Nonetheless, the WHO was powerless to overcome the Pentagon’s objections, and the 1999 destruction date was postponed to 2002. The U.S. government used the excuse of 9/11 and the anthrax outbreak that came soon after—which has since been traced to U.S. military labs—to again put off destruction and to petition for an expansion of research.

In fact, U.S. researchers had already secretly created a hybrid virus combining smallpox with other animal pox viruses, including rabbitpox and cowpox.

The rule changes recently requested would allow researchers to carry out genetic modification of smallpox and allow virus samples to be distributed to more laboratories. Genetic modification would mean taking genes from smallpox virus and inserting them in other viruses or vice-versa, an expansion of the hybridization that had already been secretly done.

Natural smallpox already killed about one-third of those people infected. The modification process could lead to either a more deadly virus or a virus that could spread even more readily and that could also be carried by other animals.

That smallpox was limited to infecting humans made it possible to eradicate the disease. If animal hosts could carry it, it would be almost impossible to fully contain it.

Rule changes pose terrible dangers

Such rule changes would pose two terrible dangers.

First, it would give the U.S. military—which, through its Army Medical Research Institute of Infectious Disease (AMRIID), controls the research—an opportunity to develop a new, deadlier bio-weapon.

Second, taking the virus out of the freezer and sharing it with more laboratories increases the risk of accidental release. If a genetically modified version gets released, current vaccines might not be effective to stop it.

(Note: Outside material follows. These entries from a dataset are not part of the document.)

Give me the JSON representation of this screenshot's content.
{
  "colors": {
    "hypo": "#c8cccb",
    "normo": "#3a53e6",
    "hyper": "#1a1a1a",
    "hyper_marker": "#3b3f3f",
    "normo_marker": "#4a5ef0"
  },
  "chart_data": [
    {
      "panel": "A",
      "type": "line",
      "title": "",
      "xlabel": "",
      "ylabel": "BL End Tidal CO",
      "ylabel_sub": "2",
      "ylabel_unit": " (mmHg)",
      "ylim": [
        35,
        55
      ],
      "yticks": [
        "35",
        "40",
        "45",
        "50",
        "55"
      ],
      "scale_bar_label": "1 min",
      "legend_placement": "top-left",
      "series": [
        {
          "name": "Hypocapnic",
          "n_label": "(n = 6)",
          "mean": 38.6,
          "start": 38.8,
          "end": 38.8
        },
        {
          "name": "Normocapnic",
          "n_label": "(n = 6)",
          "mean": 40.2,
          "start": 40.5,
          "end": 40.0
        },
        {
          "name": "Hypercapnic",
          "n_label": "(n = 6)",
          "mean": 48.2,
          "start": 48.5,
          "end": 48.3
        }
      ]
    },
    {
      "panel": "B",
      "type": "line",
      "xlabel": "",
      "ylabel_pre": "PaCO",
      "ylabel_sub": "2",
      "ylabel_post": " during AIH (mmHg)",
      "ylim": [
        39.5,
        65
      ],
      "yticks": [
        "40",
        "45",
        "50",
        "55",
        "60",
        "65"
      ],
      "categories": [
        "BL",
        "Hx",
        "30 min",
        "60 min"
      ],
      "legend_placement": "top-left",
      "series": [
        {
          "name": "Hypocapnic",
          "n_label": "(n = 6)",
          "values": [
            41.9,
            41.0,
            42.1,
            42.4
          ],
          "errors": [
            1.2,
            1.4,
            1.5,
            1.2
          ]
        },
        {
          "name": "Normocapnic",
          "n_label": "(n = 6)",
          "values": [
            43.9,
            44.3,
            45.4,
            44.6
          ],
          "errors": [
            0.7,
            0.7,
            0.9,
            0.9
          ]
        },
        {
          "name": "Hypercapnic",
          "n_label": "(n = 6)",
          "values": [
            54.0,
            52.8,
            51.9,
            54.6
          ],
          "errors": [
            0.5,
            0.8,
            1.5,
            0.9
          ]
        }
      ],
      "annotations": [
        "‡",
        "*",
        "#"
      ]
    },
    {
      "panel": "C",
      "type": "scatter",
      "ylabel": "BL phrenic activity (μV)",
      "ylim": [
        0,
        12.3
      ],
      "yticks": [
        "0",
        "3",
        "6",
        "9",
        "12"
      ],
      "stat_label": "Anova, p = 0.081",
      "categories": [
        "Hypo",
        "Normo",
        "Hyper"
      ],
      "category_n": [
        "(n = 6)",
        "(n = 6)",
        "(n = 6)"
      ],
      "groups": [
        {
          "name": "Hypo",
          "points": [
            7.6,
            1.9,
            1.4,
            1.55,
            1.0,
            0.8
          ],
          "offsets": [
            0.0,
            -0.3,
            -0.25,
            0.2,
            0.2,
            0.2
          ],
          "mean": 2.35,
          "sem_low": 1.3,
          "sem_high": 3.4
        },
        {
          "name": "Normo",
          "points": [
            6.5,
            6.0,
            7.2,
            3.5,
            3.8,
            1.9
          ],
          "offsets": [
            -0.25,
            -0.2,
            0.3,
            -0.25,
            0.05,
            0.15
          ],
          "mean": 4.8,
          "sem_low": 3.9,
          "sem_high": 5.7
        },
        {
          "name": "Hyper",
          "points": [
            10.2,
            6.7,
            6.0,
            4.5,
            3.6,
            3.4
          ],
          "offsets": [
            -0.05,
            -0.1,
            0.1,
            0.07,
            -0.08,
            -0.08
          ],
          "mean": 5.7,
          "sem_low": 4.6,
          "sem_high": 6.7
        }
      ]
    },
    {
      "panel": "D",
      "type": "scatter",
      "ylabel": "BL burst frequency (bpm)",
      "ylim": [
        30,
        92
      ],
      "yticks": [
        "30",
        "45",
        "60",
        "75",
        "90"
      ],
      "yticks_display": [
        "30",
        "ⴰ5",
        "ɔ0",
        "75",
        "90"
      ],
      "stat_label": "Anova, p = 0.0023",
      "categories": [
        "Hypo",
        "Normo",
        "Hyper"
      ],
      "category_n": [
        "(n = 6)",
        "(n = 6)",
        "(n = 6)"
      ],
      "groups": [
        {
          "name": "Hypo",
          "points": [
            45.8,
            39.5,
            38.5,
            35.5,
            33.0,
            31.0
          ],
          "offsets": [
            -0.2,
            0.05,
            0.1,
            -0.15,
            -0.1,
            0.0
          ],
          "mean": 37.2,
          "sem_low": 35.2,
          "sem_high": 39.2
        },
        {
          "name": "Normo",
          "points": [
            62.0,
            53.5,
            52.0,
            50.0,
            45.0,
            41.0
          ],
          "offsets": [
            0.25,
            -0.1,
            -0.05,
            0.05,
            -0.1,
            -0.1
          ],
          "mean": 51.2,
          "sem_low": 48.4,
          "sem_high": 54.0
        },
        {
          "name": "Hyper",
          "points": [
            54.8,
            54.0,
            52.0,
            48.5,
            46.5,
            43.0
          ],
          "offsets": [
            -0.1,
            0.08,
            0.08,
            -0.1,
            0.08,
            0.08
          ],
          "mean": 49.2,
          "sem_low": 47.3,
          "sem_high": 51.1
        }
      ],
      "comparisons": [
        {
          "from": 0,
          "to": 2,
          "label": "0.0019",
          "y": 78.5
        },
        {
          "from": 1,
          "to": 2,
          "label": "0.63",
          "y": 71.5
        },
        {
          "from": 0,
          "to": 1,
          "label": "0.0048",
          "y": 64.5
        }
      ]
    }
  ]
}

Under pressure from other countries in the WHO, rule changes about genetic modi fications were rejected. But ominously, the WHO leadership, under tremendous U.S. pressure, has not ruled out the possibility of allowing more research. The door has been left open which could lead to a smallpox virus escape.

There was never a danger of smallpox from Iraq. Now that it’s clear that there is a very real danger coming from the Army’s biological weapons laboratories in Ft. Detrick, Md., the silence from the big business media is deafening.

Doctor of Public Health Hillel Cohen has written extensively critiquing the government’s bioterrorism preparedness programs. He thanks the Third World Network and the Sunshine Project for the research material used in this article.